Doctors call for action on bogus whiplash claims

| September 20, 2012 | 0 Comments
Doctors call for action on bogus whiplash claims

Around nine out of ten doctors want the government to clamp down on bogus whiplash claims made by motorists, according to research by insurance group AXA.

Seven per cent of the doctors polled by AXA had been offered money to refer patients with whiplash injuries.

Twenty-two per cent of the doctors said the number of patients claiming to have whiplash injuries had increased substantially over the past five years.

A further 40 per cent said they had seen a moderate increase in this type of case.

Doctors surveyed by AXA believed that thirty-seven per cent of the whiplash cases they saw were fraudulent, while a third of the doctors thought that more than 50 per cent of cases were fraudulent.

Only 7 per cent of doctors said it was very easy to accurately diagnose a whiplash injury.

Suggestions for ways to improve the diagnosis of whiplash injury included more detailed guidelines, better tests, access to specialist clinics and expert opinion.

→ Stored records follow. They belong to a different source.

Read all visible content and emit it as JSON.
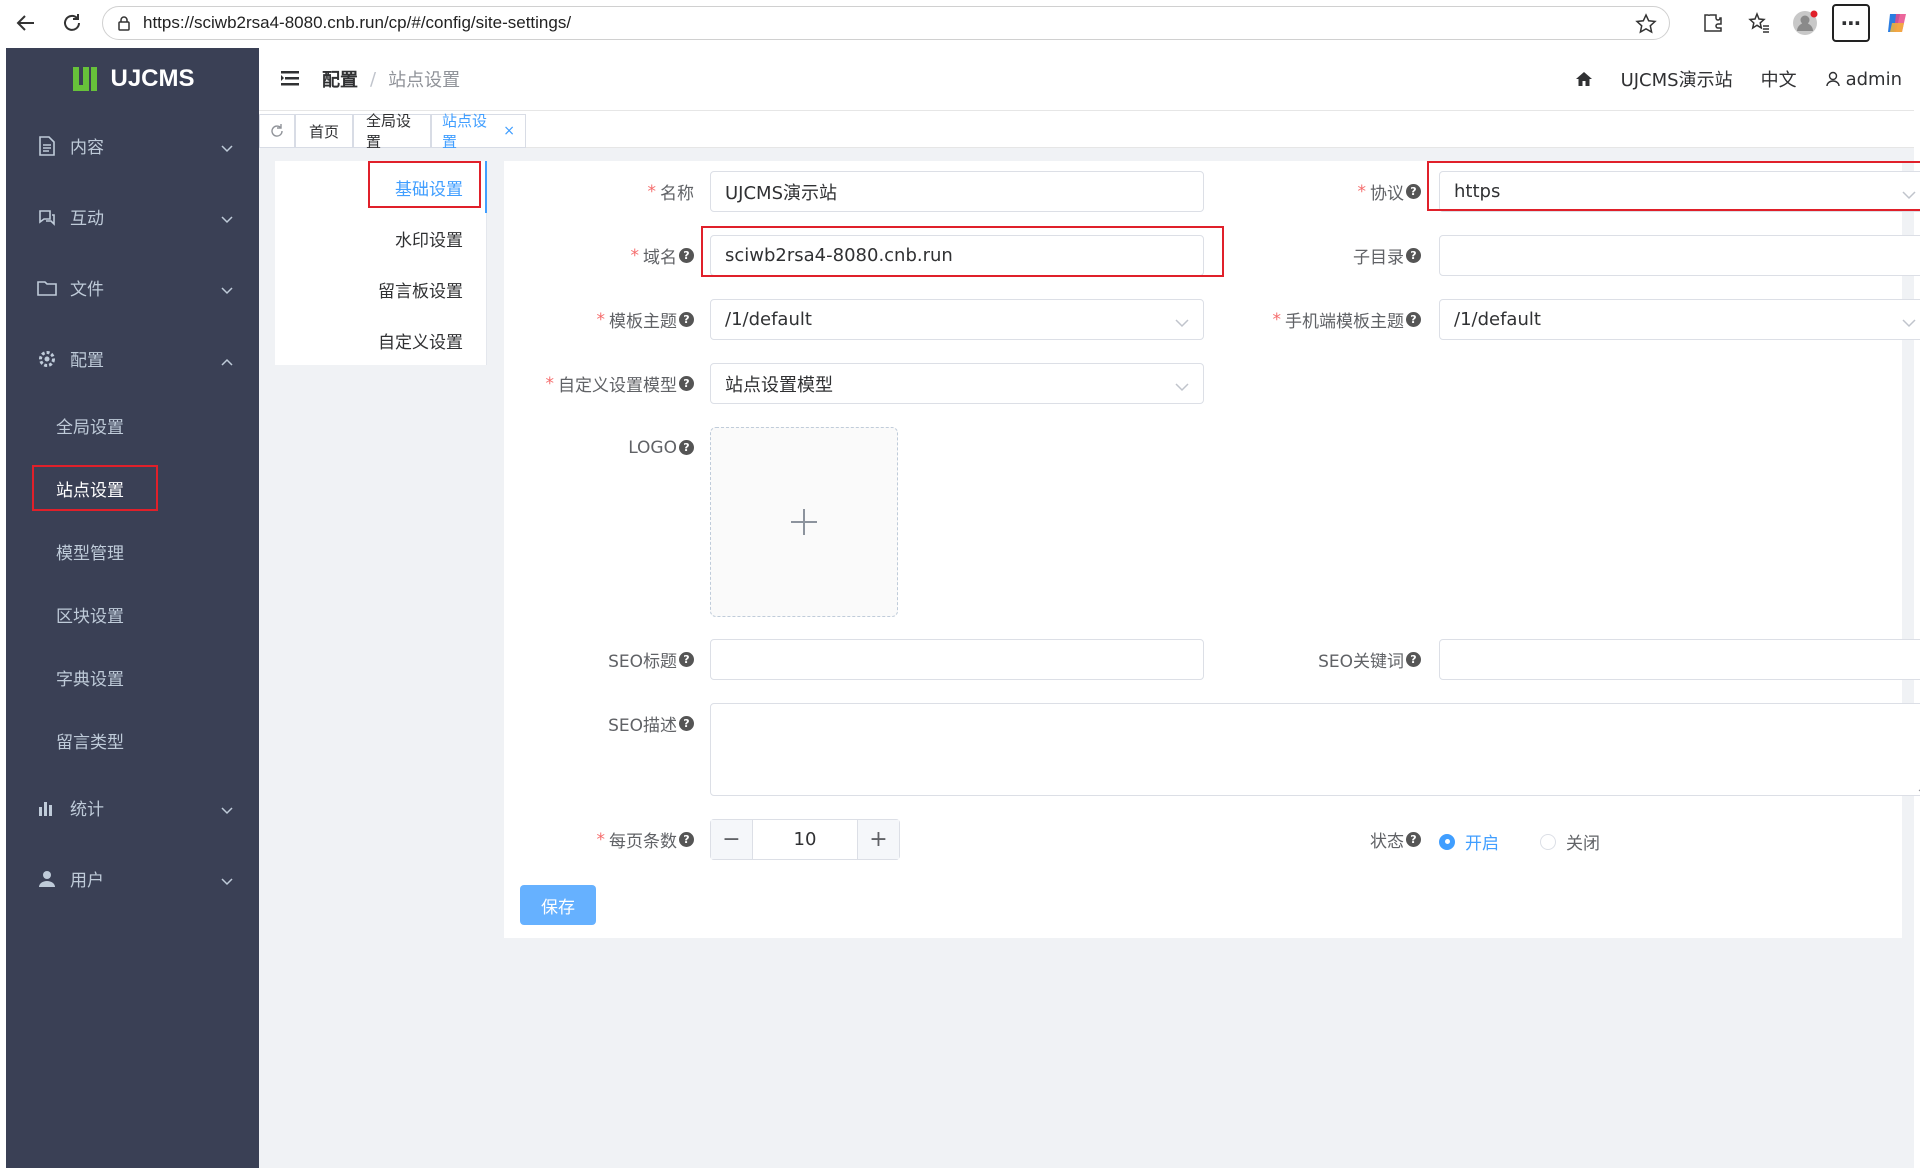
{
  "browser": {
    "url": "https://sciwb2rsa4-8080.cnb.run/cp/#/config/site-settings/"
  },
  "app": {
    "logo_text": "UJCMS",
    "brand_color": "#67c23a"
  },
  "sidebar": {
    "menus": [
      {
        "label": "内容",
        "icon": "document-icon"
      },
      {
        "label": "互动",
        "icon": "chat-icon"
      },
      {
        "label": "文件",
        "icon": "folder-icon"
      },
      {
        "label": "配置",
        "icon": "gear-icon"
      },
      {
        "label": "统计",
        "icon": "bar-chart-icon"
      },
      {
        "label": "用户",
        "icon": "user-icon"
      }
    ],
    "config_items": [
      "全局设置",
      "站点设置",
      "模型管理",
      "区块设置",
      "字典设置",
      "留言类型"
    ]
  },
  "header": {
    "breadcrumb_parent": "配置",
    "breadcrumb_separator": "/",
    "breadcrumb_current": "站点设置",
    "site_name": "UJCMS演示站",
    "language": "中文",
    "username": "admin"
  },
  "tabs": [
    {
      "label": "首页"
    },
    {
      "label": "全局设置"
    },
    {
      "label": "站点设置",
      "close": "×"
    }
  ],
  "subnav": [
    "基础设置",
    "水印设置",
    "留言板设置",
    "自定义设置"
  ],
  "form": {
    "name_label": "名称",
    "name_value": "UJCMS演示站",
    "protocol_label": "协议",
    "protocol_value": "https",
    "domain_label": "域名",
    "domain_value": "sciwb2rsa4-8080.cnb.run",
    "subdir_label": "子目录",
    "subdir_value": "",
    "theme_label": "模板主题",
    "theme_value": "/1/default",
    "mobile_theme_label": "手机端模板主题",
    "mobile_theme_value": "/1/default",
    "custom_model_label": "自定义设置模型",
    "custom_model_value": "站点设置模型",
    "logo_label": "LOGO",
    "seo_title_label": "SEO标题",
    "seo_keywords_label": "SEO关键词",
    "seo_desc_label": "SEO描述",
    "page_size_label": "每页条数",
    "page_size_value": "10",
    "status_label": "状态",
    "status_on": "开启",
    "status_off": "关闭",
    "save_label": "保存",
    "required_mark": "*",
    "help_mark": "?"
  }
}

Nearly half of the doctors surveyed thought that paying compensation to victims of accidents has had a negative effect on society.

The online survey of 101 doctors was carried out for AXA by YouGov.

The increase in whiplash claims has led to a total increase of £2 billion in the cost of insurance premiums for all drivers.

Sarah Vaughan, motor director at AXA insurance said: “We are determined to put a stop to the totally unnecessary levels of compensation payments being made for whiplash in the UK.

“We have already made a first step towards doing this through campaigning for and securing the banning of referral fees. But we believe that compensation is still far too easy to come by.

“Our study clearly shows that the medical profession is under real pressure in this area and crying out for more guidance and support to help them deal with a rapidly growing number of whiplash patients.”

A separate survey by ITV Daybreak has also highlighted the problem of fraudulent claims.

Seventy-three per cent of the doctors who took part in the survey said they thought most or all of their patients exaggerated their symptoms of whiplash.